Bantul, VoiceJogja.com – Langkah tegap dan komando lantang menggema di Stadion Sultan Agung Bantul, Sabtu pagi (14/2/2026). Ratusan siswa dari berbagai sekolah berdiri dalam formasi rapi, membawa semangat yang tak sekadar soal lomba, tetapi tentang karakter dan masa depan.
Gebyar Indonesia Muda ke-10 bukan hanya ajang baris berbaris. Di Bantul, kegiatan ini menjadi ruang pembinaan disiplin dan nasionalisme pelajar yang terus dijaga dari tahun ke tahun.
58 Peleton Ramaikan Stadion Sultan Agung
Sebanyak 58 peleton ambil bagian dalam lomba baris berbaris tingkat SMP dan SMA sederajat.

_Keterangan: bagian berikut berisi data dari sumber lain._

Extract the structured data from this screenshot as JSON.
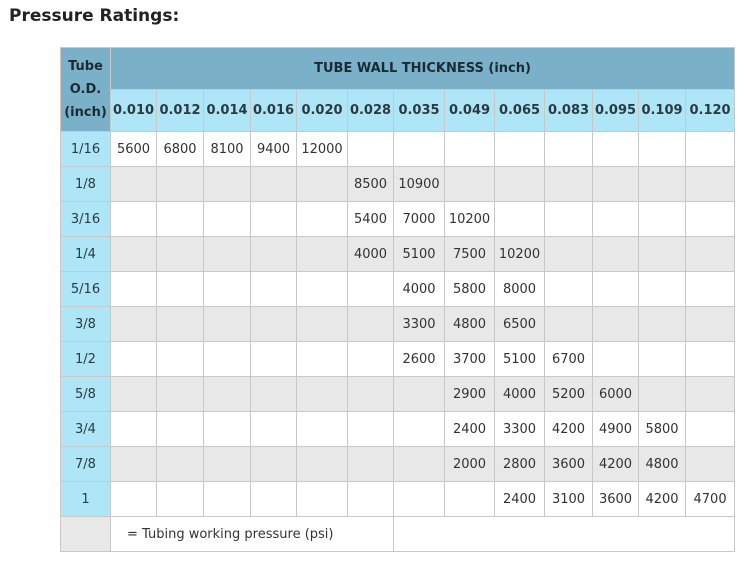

Rinciannya, 22 peleton putri dan 16 peleton putra dari tingkat SMA, serta 14 peleton putri dan 6 peleton putra dari tingkat SMP.
Formasi demi formasi tampil dengan kekompakan dan ketelitian gerak. Di balik setiap langkah, ada latihan panjang dan semangat kolektif yang terbangun di sekolah masing-masing.
Ketua panitia, Akhyar, menyebut kegiatan ini sebagai sarana pembinaan karakter generasi muda.
“Melalui kegiatan ini diharapkan dapat terwujud generasi muda yang disiplin, berkarakter, berjiwa kepemimpinan, serta memiliki semangat nasionalisme yang tinggi,” ujarnya.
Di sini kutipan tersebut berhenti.